• Paul Peter Nicolai

PRIVACY COMES TO THE U.S. CALIFORNIA’S NEW DATA PRIVACY LAW.

This past November, Californians were going to vote on a sweeping data privacy ballot initiative. It never made it to the ballot. Instead, the legislature passed and the Governor signed the California Consumer Privacy Act of 2018 (CCPA).


This is now the strictest consumer data protection law in the country. It applies to any company that does business in California and has gross revenue over $25 million; annually buys, receives or sells personal information of 50,000 or more consumers, households or devices; or gets 50 percent or more of its annual revenue from selling personal information.


Tracking some of the European Union’s General Data Protection Regulation (GDPR), the CCPA gives consumers access to their data, the right to have their personal data deleted and the ability to opt out of having their data sold. Unlike the GDPR, the CCPA does not give consumers complete ownership of their data. It does not create data minimization standards, which require companies to only use as much user data as needed to complete a task.

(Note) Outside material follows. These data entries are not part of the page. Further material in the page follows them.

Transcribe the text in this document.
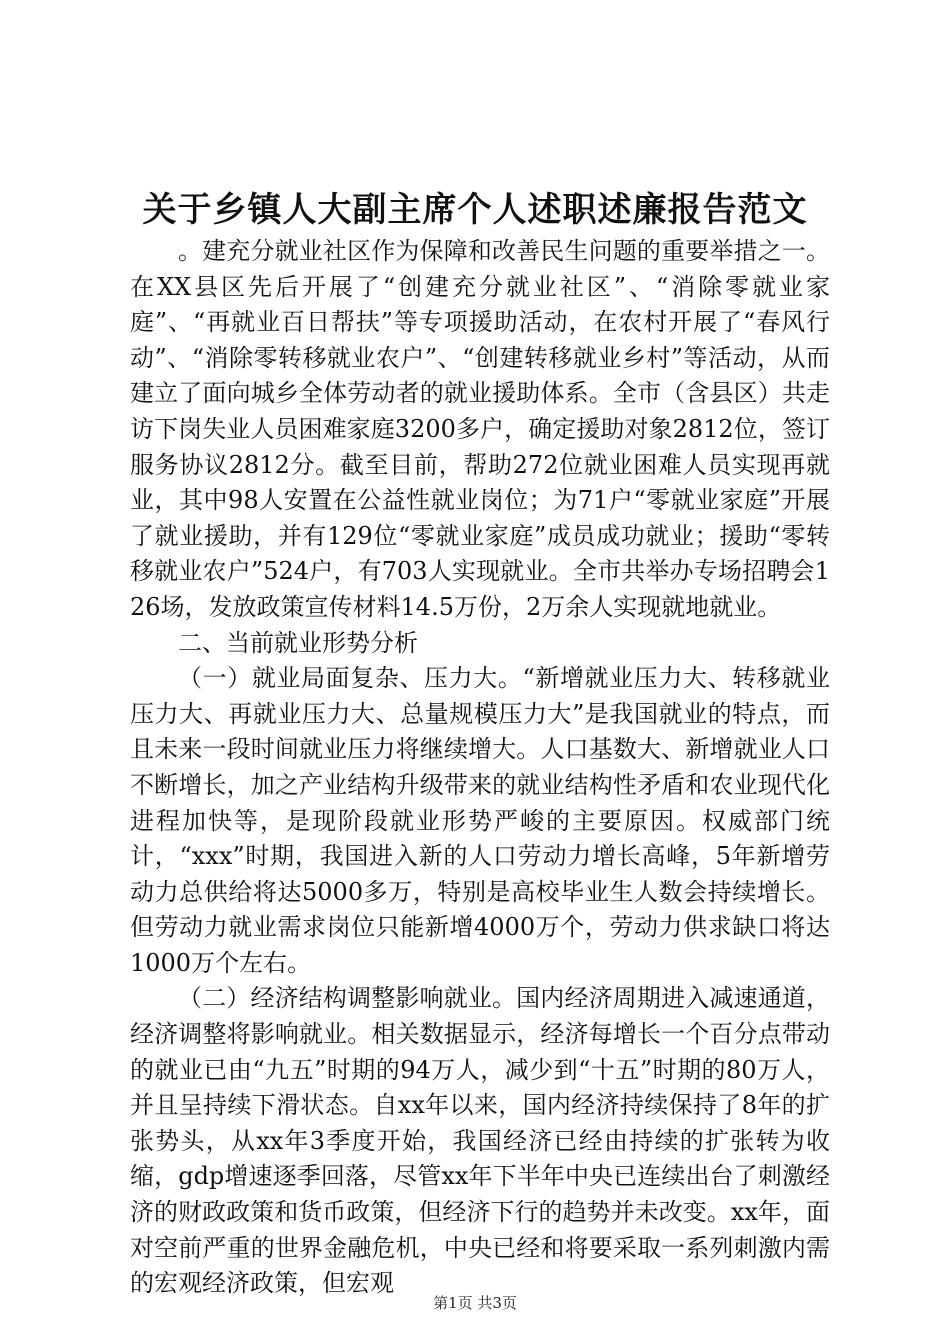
关于乡镇人大副主席个人述职述廉报告范文

。建充分就业社区作为保障和改善民生问题的重要举措之一。在XX县区先后开展了“创建充分就业社区”、“消除零就业家庭”、“再就业百日帮扶”等专项援助活动，在农村开展了“春风行动”、“消除零转移就业农户”、“创建转移就业乡村”等活动，从而建立了面向城乡全体劳动者的就业援助体系。全市（含县区）共走访下岗失业人员困难家庭3200多户，确定援助对象2812位，签订服务协议2812分。截至目前，帮助272位就业困难人员实现再就业，其中98人安置在公益性就业岗位；为71户“零就业家庭”开展了就业援助，并有129位“零就业家庭”成员成功就业；援助“零转移就业农户”524户，有703人实现就业。全市共举办专场招聘会126场，发放政策宣传材料14.5万份，2万余人实现就地就业。

二、当前就业形势分析

（一）就业局面复杂、压力大。“新增就业压力大、转移就业压力大、再就业压力大、总量规模压力大”是我国就业的特点，而且未来一段时间就业压力将继续增大。人口基数大、新增就业人口不断增长，加之产业结构升级带来的就业结构性矛盾和农业现代化进程加快等，是现阶段就业形势严峻的主要原因。权威部门统计，“xxx”时期，我国进入新的人口劳动力增长高峰，5年新增劳动力总供给将达5000多万，特别是高校毕业生人数会持续增长。但劳动力就业需求岗位只能新增4000万个，劳动力供求缺口将达1000万个左右。

（二）经济结构调整影响就业。国内经济周期进入减速通道，经济调整将影响就业。相关数据显示，经济每增长一个百分点带动的就业已由“九五”时期的94万人，减少到“十五”时期的80万人，并且呈持续下滑状态。自xx年以来，国内经济持续保持了8年的扩张势头，从xx年3季度开始，我国经济已经由持续的扩张转为收缩，gdp增速逐季回落，尽管xx年下半年中央已连续出台了刺激经济的财政政策和货币政策，但经济下行的趋势并未改变。xx年，面对空前严重的世界金融危机，中央已经和将要采取一系列刺激内需的宏观经济政策，但宏观

第1页 共3页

It goes further than any existing law in the United States. At the federal and state level, the U.S. has data protection and privacy laws focused on specific industries or information. These laws largely leave the bulk of the data economy out.


CCPA creates leverage for consumers through a private right of action, allowing individuals to sue a company if their personal information is released as a result of a data breach. Statutory damages are set at $100 to $750 per person, per breach or actual damages, whichever is greater. The damages are higher for a civil suit brought by the attorney general.


Congress could override the CCPA. Many industry leaders prefer a federal law to a patchwork of state rules. It is also being tweaked before it goes into effect in 2020. More to follow.